Jadi begini, jika kamu merasa dengan membaca sejarah, kamu punya amunisi untuk mengolok dan menyemai kebencian, berarti senjatamu tidaklah pamungkas. Kamu hanya menggunakan opini dan pemikiran orang lain. Kamu hanya 'meminjam' kekuatan orang hanya untuk memuaskan birahi dan nafsumu. Kamu sebenarnya lemah dan tidak punya kekuatan sendiri jika terus menerus mengolok, mencaci, dan terus menguras emosi dari amunisi pinjaman itu.
Berperanglah secara elegan.
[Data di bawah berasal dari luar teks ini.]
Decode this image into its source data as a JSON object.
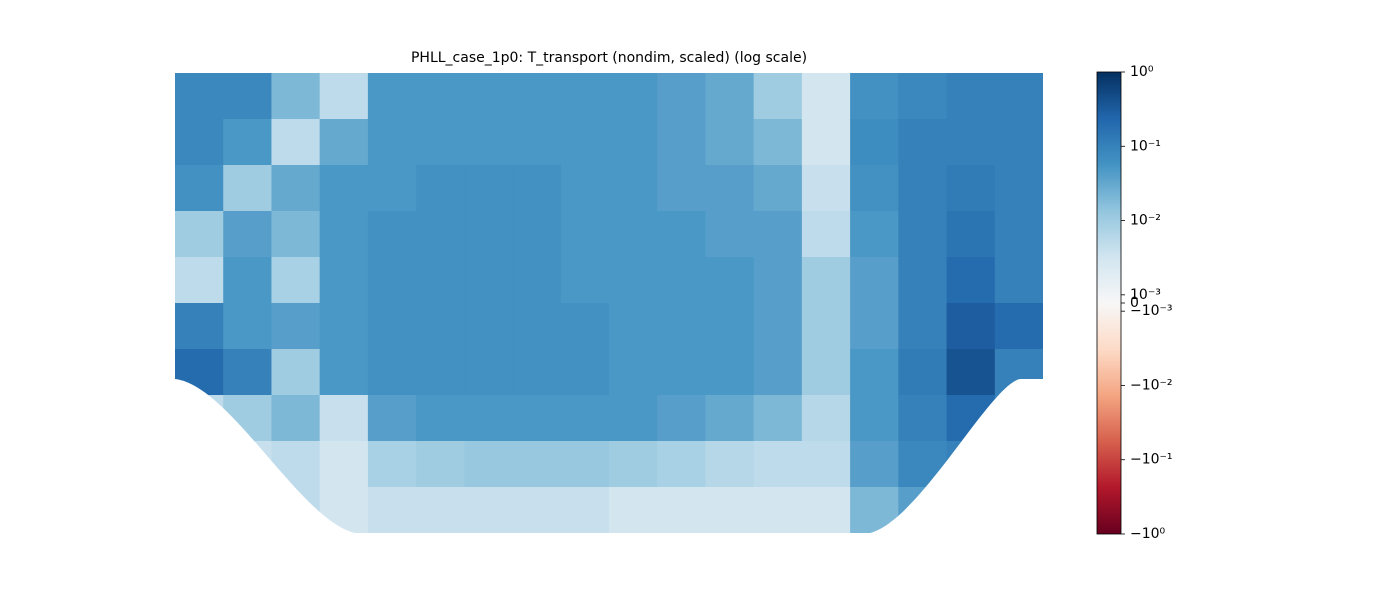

Gunakan kekuatanmu sendiri. Tunjukkan amunisi terhebatmu.
Jika kamu gunakan sebuah tulisan orang lain sebagai senjata, serang balik musuhmu dengan sebuah tulisan juga. Menuliskan dengan cerdas. Toreh sebuah serangan dari guratan tanganmu sendiri.Buat opini dengan gaya kontradiktif. Lakukan serangan mematahkan agar musuhmu merasa terancam dengan tulisanmu. Bukan justru dengan berkoar-koar, menyebar droplet. Bisa jadi penyakit untuk sekitar. Jauh lebih berbahaya.
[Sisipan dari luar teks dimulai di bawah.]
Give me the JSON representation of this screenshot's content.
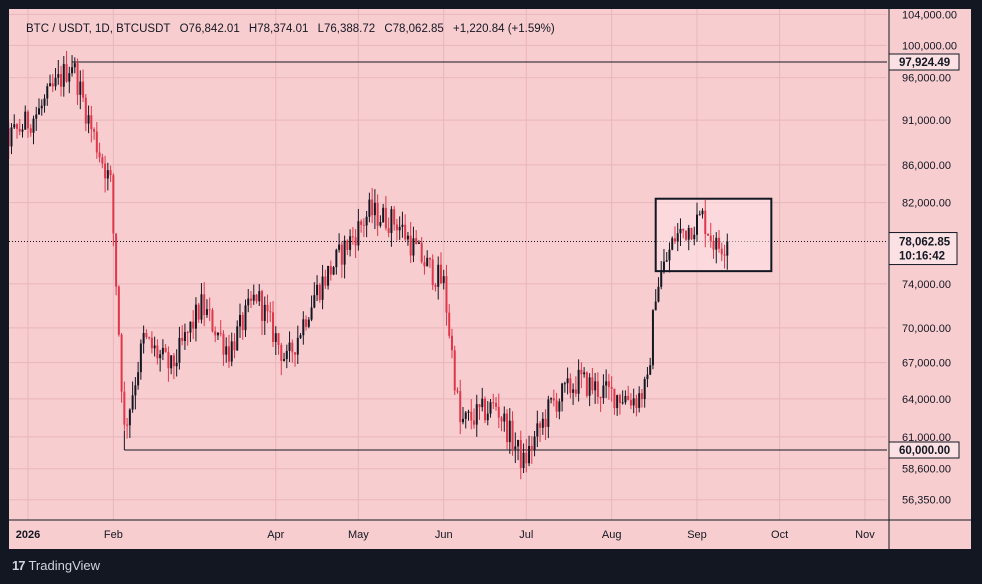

Jika sekarang rivalmu sedang melenggang dengan manisnya, serang dia dengan prestasimu yang tak terkalahkan. Buatlah gebrakan sejuta tepuk tangan untuk sebuah karyamu yang layak dipuji banyak orang. Tunjukkan dirimu di atas panggung kemewahan dengan berjuta sanjung atas masterpiece yang melambungkan namamu. Itu adalah cara balas dendam yang heroik, fantastis, dan musuhmu akan tersungkur tak berdaya.
Kalau sampai akhir 2020 kamu masih berkutat dengan perang mulut dan saling sindir, kamu tak ada bedanya dengan makhluk 'pra' yang tidak tahu apa-apa.